Barbee rispose informandolo succintamente della situazione e annuncian­dogli un biglietto di Nora. Ma la faccia minacciosa di Sam non si addolcì.

«Dovrei ammazzarti, Barbee.» La sua voce era cambiata, suonava atona e dura. «Avrei dovuto ammazzarti molto tempo fa... io o Mondrick avremmo dovuto farlo.
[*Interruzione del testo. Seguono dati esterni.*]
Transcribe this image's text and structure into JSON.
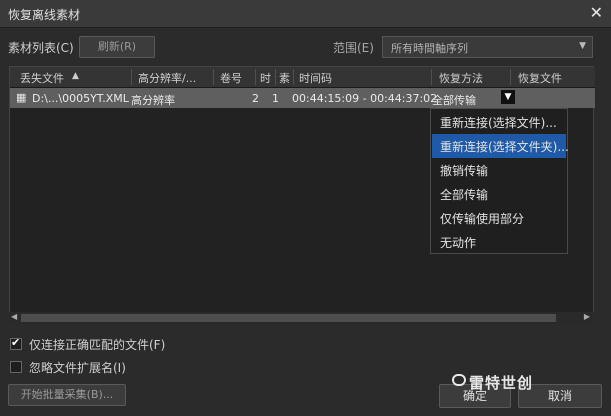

Ma ritengo che tu non sia del tutto perduto... il tuo avvertimen­to a Nora mi ha salvato dalla polizia, questa notte, e io ho un gran bisogno di quanto mi hai portato.»

Barbee poté farsi avanti, curvo sotto il sacco, le mani alzate, fino a quando la rivoltella di Sam non gli fece segno di fermarsi.
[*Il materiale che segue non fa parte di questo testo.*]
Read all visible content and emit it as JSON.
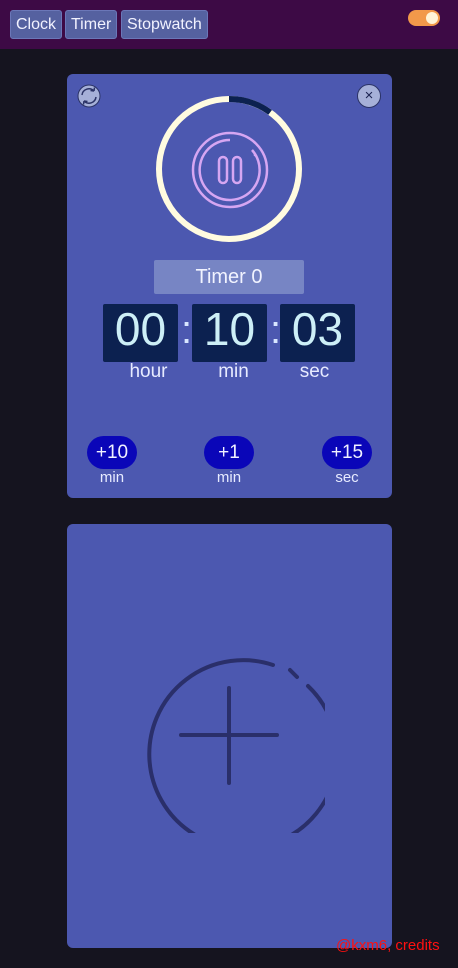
{
  "nav": {
    "clock": "Clock",
    "timer": "Timer",
    "stopwatch": "Stopwatch"
  },
  "theme_toggle": {
    "state": "on",
    "color": "#f2994a"
  },
  "timer_card": {
    "name": "Timer 0",
    "time": {
      "hours": "00",
      "minutes": "10",
      "seconds": "03"
    },
    "separator": ":",
    "units": {
      "hour": "hour",
      "min": "min",
      "sec": "sec"
    },
    "progress_fraction": 0.1,
    "close_label": "×",
    "quick_add": [
      {
        "label": "+10",
        "unit": "min"
      },
      {
        "label": "+1",
        "unit": "min"
      },
      {
        "label": "+15",
        "unit": "sec"
      }
    ]
  },
  "add_timer_card": {
    "icon": "plus-icon"
  },
  "credit": "@kxm6, credits",
  "colors": {
    "topbar": "#3d0a45",
    "card": "#4c58b0",
    "digit_bg": "#0c2150",
    "add_button": "#0a06b8",
    "progress_ring": "#fffbe0",
    "progress_track": "#0c2150",
    "credit": "#ff1010"
  }
}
«Sam, puoi fidarti di me ora?» La voce di Barbee aveva un’intonazione di tremula preghiera. «Io voglio aiutarti, se tu volessi soltanto dirmi che cosa diavolo sta succedendo. Ieri sono andato a Glennhaven, dubitavo della mia ragione, forse è così, ma sento che si tratta di ben altro!...»

Gli occhi arrossati di Quain si socchiusero per osservarlo meglio. «C’è ben altro è vero, molto di più», ribatté la voce aspra di Quain.

Si udì un tuono rotolare brontolando in lontananza e le prime gocce di pioggia cominciarono a cadere, mentre il vento s’era fatto bruscamente fred­do e umido.

«Su, prendi il sacco delle provviste», disse Barbee, «leggi il biglietto di Nora e lascia che ti aiuti come posso.»

Alla fine, con un gesto della rivoltella sempre stretta nella destra, Sam lo invitò a farsi innanzi.